In the 12th century the Hospital of the Blessed Virgin Mary was founded in Chichester. A community of brothers and sisters cared for the sick and the poor who needed a bed for the night. The hospital was moved from its original location in 1253 to its current location in St Martin's square, Chichester.

Under William Fleshmongers tenure St Mary's hospital was reorganised in 1528. The warden of the hospital was to be a priest. The priest was to visit the hospital once a month to ensure that mass was celebrated. Accounts were to be produced once a year for the dean and chapter. After the reorganisation it lost its hospital status. (Note: In 1582 its hospital status was re-established under an Elizabethan statute) It became an almshouse with accommodation for five poor brethren and sisters ‘worn down with age and infirmity’. Fleshmonger is credited with being the almshouse founder and first custos.

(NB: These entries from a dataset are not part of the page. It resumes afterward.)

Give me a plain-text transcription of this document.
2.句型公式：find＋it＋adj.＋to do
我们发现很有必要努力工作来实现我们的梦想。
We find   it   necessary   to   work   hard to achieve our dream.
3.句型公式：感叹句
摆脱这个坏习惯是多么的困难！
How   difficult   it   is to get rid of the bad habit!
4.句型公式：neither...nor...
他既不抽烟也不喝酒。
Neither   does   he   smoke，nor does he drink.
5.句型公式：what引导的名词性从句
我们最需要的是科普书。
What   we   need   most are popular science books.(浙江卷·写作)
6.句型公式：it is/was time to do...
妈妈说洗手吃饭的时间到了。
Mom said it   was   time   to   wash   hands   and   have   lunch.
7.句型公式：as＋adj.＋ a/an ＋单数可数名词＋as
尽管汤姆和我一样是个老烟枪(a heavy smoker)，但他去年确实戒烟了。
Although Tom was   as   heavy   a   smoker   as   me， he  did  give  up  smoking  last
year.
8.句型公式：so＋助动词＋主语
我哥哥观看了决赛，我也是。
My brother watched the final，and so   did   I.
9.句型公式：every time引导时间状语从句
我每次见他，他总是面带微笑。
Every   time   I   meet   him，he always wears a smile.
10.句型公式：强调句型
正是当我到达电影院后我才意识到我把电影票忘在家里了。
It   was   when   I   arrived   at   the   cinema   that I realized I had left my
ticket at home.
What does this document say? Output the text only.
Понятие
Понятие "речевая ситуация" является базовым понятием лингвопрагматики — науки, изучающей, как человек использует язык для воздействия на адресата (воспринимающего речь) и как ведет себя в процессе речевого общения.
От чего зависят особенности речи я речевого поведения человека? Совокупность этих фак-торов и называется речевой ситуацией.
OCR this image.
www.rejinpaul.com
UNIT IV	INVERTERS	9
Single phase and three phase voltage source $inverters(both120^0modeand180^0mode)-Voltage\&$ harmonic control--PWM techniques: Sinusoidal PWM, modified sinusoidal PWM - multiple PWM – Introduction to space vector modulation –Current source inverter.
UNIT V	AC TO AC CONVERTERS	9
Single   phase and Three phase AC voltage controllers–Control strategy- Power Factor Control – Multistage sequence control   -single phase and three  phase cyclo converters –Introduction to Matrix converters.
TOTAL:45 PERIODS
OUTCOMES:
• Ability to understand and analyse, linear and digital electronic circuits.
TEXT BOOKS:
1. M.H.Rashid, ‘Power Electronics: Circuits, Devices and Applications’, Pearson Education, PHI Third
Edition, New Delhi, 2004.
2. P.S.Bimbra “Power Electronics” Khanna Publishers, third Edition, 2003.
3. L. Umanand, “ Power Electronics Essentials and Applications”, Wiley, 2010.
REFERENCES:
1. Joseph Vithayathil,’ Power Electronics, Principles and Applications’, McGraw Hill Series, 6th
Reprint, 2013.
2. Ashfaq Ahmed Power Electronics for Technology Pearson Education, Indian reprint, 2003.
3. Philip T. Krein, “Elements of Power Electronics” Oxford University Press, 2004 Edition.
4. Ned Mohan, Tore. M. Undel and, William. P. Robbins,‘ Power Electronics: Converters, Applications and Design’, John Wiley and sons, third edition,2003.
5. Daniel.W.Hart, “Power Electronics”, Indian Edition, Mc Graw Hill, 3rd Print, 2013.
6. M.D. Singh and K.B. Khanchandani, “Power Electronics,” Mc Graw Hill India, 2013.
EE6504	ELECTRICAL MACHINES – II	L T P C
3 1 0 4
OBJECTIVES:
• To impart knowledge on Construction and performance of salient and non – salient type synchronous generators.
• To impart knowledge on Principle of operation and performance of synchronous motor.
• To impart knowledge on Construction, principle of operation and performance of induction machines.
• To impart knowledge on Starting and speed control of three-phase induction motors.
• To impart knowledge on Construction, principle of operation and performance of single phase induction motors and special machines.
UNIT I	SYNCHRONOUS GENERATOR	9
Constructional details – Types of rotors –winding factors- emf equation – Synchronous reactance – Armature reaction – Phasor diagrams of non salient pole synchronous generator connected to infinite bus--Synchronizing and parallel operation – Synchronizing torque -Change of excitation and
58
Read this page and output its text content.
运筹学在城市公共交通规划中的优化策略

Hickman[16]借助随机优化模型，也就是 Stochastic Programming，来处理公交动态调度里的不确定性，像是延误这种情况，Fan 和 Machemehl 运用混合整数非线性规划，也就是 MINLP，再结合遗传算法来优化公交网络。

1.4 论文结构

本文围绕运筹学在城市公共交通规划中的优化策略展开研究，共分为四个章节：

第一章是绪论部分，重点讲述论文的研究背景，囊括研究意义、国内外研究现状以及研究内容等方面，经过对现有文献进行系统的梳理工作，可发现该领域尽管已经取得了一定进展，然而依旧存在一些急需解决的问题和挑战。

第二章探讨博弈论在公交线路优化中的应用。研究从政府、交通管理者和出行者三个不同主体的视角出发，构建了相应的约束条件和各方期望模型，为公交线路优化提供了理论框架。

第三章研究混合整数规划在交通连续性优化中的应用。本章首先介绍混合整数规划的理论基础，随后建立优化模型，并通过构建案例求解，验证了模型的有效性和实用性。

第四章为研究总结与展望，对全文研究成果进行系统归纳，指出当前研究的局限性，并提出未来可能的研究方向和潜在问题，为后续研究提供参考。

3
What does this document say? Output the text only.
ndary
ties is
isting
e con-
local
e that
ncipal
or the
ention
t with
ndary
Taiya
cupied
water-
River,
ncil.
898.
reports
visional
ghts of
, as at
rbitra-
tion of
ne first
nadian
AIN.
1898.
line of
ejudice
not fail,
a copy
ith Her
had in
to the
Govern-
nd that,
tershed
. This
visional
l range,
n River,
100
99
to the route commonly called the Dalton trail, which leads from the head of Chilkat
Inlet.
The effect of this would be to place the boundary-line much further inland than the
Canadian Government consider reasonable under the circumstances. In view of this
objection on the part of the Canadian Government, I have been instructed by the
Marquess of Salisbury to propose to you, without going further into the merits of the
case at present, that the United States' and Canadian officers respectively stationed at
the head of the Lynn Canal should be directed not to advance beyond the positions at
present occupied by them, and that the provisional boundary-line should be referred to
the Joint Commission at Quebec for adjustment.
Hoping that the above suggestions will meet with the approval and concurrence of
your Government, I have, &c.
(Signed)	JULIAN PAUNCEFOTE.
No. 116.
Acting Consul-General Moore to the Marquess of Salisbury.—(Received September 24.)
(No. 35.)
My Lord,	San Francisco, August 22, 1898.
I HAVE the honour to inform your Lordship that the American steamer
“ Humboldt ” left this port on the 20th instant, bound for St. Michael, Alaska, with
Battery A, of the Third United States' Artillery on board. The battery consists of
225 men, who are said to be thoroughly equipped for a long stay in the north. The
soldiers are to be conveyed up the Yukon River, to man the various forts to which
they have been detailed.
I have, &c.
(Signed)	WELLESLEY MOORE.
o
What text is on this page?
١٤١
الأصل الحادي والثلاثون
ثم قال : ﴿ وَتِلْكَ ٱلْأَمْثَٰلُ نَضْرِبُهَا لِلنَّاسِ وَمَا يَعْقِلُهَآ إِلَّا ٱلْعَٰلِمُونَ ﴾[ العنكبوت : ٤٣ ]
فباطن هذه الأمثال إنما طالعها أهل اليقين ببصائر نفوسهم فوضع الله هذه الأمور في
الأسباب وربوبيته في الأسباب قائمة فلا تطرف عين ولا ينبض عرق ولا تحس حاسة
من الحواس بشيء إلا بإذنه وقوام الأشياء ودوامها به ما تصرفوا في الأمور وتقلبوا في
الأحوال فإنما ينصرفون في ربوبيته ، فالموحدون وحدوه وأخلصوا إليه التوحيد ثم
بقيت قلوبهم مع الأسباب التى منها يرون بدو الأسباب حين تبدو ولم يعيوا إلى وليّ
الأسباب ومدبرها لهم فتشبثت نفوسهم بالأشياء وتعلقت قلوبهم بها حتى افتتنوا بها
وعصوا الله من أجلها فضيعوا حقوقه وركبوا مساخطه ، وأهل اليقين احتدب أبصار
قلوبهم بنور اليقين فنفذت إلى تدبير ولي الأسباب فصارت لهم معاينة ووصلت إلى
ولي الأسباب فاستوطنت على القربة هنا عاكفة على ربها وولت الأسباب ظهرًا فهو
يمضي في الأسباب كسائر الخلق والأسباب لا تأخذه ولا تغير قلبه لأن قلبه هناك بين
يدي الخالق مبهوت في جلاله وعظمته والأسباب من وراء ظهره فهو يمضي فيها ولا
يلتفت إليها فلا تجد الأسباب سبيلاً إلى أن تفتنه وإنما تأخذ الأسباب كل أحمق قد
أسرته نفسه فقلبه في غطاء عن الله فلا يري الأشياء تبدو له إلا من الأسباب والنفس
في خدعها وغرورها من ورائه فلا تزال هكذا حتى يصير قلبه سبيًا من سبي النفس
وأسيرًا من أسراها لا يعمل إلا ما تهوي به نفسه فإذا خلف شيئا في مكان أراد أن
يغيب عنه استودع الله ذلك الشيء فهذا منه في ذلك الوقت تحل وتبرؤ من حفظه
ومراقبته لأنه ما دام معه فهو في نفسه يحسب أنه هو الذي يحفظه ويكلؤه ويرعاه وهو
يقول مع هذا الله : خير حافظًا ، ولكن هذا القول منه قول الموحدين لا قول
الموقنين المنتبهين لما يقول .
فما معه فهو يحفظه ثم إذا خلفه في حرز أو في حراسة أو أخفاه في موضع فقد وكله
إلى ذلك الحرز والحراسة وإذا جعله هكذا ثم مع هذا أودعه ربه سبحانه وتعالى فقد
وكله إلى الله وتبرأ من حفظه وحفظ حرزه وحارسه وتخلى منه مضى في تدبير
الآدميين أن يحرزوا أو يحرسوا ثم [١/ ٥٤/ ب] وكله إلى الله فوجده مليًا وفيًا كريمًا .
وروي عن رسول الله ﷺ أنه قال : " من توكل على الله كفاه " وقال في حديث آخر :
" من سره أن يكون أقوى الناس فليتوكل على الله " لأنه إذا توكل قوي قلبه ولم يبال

===Chichester Cathedral choir===
In 1536 it cost the cathedral £17 6s 8d (Note: £ - pound, s - shilling, d- penny.) (Note: In 2017 the equivalent buying power of £17 6s 8d was approximately £7,303.52.

In 1540, you could buy one of the following with £17 6s 8d:
- 3 Horses or 13 Cows.
- It would be the equivalent of 577 days wages for a skilled tradesman.) to accommodate and clothe the members of the choir, Fleshmonger provided 40s (£2 modern equivalent) a year subsidy to the choir to supply 'shurtes, hoses and shoys' .

===Legacy===
In 1548-49 (after Fleshmonger's death), the king under the abolition of chantries act claimed Fleshmonger's annuity. However, an amicable arrangement was arrived at whereby the city of Chichester and its cathedral benefited rather than the crown.